By Sam Nussey

TOKYO (Reuters) -Shares in Japan's JSR Corp were untraded with a glut of buy orders early on Monday, after the semiconductor materials maker said it was considering a deal to be acquired by state-backed Japan Investment Corp (JIC).

JSR's market capitalisation was 677 billion yen ($4.71 billion) at Friday's market close. JIC would spend about 1 trillion yen on the acquisition, the Nikkei newspaper reported, injecting 500 billion yen into a new company to make the purchase and borrowing 400 billion yen from Mizuho Bank.

Countries around the world are moving to tighten control over the supply of semiconductors, which are essential to the functioning of the defence, electronic and automotive industries, amid elevated tensions between China and the United States.

An acquisition by JIC, which is overseen by the powerful trade ministry, would be the latest in a series of increasingly muscular moves by Japan to juice up its chip industry, which has lost global market share in recent decades.
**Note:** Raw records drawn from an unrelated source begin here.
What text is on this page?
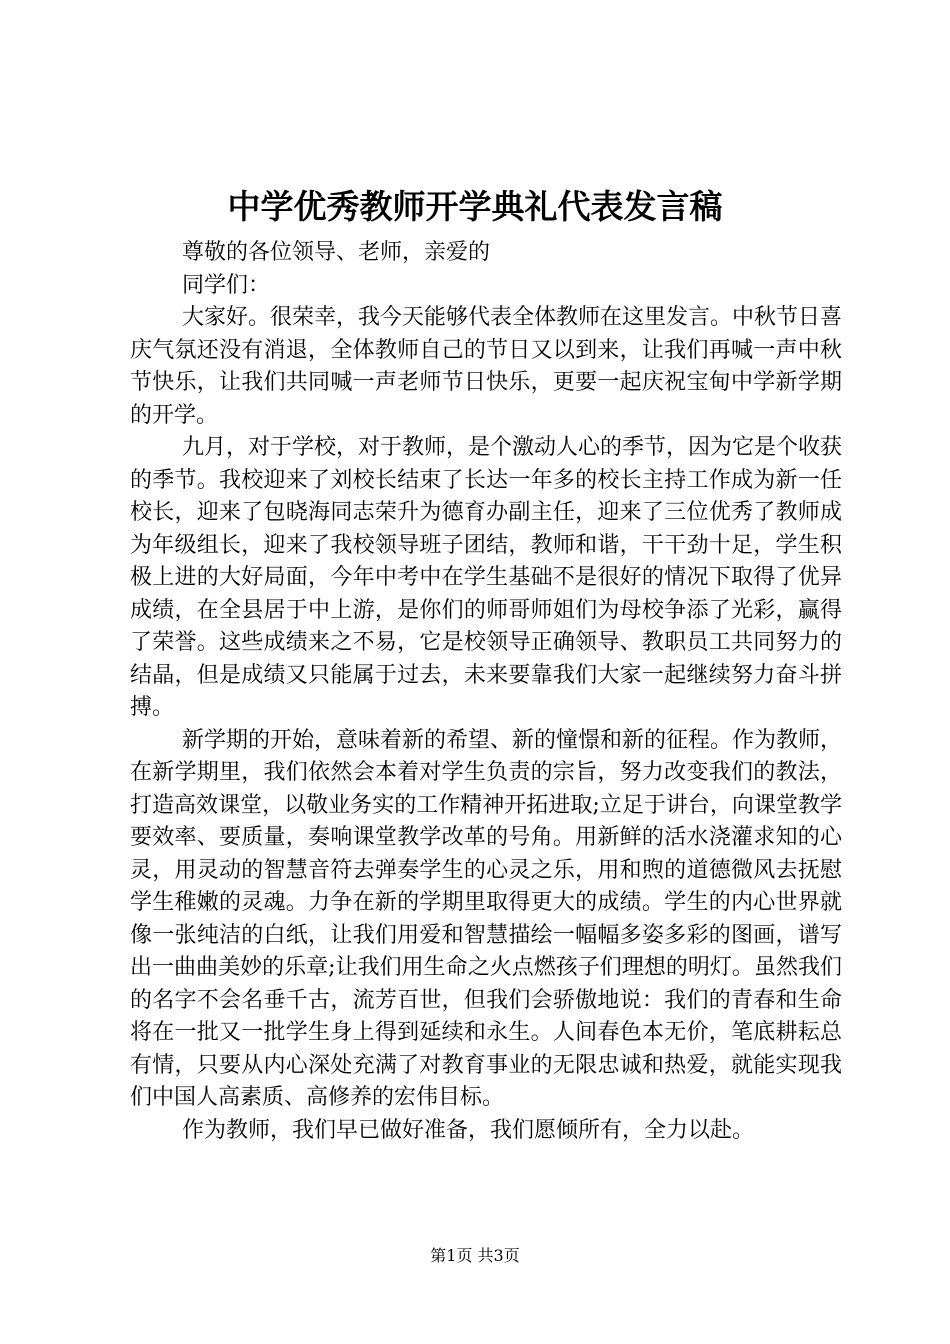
中学优秀教师开学典礼代表发言稿

尊敬的各位领导、老师，亲爱的

同学们：

大家好。很荣幸，我今天能够代表全体教师在这里发言。中秋节日喜庆气氛还没有消退，全体教师自己的节日又以到来，让我们再喊一声中秋节快乐，让我们共同喊一声老师节日快乐，更要一起庆祝宝甸中学新学期的开学。

九月，对于学校，对于教师，是个激动人心的季节，因为它是个收获的季节。我校迎来了刘校长结束了长达一年多的校长主持工作成为新一任校长，迎来了包晓海同志荣升为德育办副主任，迎来了三位优秀了教师成为年级组长，迎来了我校领导班子团结，教师和谐，干干劲十足，学生积极上进的大好局面，今年中考中在学生基础不是很好的情况下取得了优异成绩，在全县居于中上游，是你们的师哥师姐们为母校争添了光彩，赢得了荣誉。这些成绩来之不易，它是校领导正确领导、教职员工共同努力的结晶，但是成绩又只能属于过去，未来要靠我们大家一起继续努力奋斗拼搏。

新学期的开始，意味着新的希望、新的憧憬和新的征程。作为教师，在新学期里，我们依然会本着对学生负责的宗旨，努力改变我们的教法，打造高效课堂，以敬业务实的工作精神开拓进取;立足于讲台，向课堂教学要效率、要质量，奏响课堂教学改革的号角。用新鲜的活水浇灌求知的心灵，用灵动的智慧音符去弹奏学生的心灵之乐，用和煦的道德微风去抚慰学生稚嫩的灵魂。力争在新的学期里取得更大的成绩。学生的内心世界就像一张纯洁的白纸，让我们用爱和智慧描绘一幅幅多姿多彩的图画，谱写出一曲曲美妙的乐章;让我们用生命之火点燃孩子们理想的明灯。虽然我们的名字不会名垂千古，流芳百世，但我们会骄傲地说：我们的青春和生命将在一批又一批学生身上得到延续和永生。人间春色本无价，笔底耕耘总有情，只要从内心深处充满了对教育事业的无限忠诚和热爱，就能实现我们中国人高素质、高修养的宏伟目标。

作为教师，我们早已做好准备，我们愿倾所有，全力以赴。

第1页 共3页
"JIC is starting here. It would surprise me quite a bit if that is where they stopped," Travis Lundy of Quiddity Advisors wrote in a note on Smartkarma.

While Japan has a long and mixed record of intervening to save floundering industrial players, a move to take private a profitable company that has already undergone restructuring risks criticism for potential overreach.
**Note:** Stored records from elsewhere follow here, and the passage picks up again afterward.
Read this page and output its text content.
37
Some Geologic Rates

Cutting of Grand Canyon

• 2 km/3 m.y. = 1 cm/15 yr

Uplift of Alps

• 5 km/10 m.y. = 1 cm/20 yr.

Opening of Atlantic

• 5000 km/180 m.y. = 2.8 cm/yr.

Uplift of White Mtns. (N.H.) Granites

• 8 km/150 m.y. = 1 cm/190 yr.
JSR is a top supplier of photoresists, which are light-sensitive chemicals used to print patterns on wafers, to global chipmakers. It competes with companies including Tokyo Ohka Kogyo and Shin-Etsu Chemical.

JSR, which was set up in 1957 as a government-backed producer of synthetic rubber, reported a 20% jump in sales to 408.9 billion yen in the year ended March, while operating profit declined 33% to 29.4 billion yen.

Shares in JSR, which unusually for a Japanese company has a foreign-born CEO, have gained 25% year-to-date. Activist investor ValueAct Capital is a major shareholder and has an executive on the board.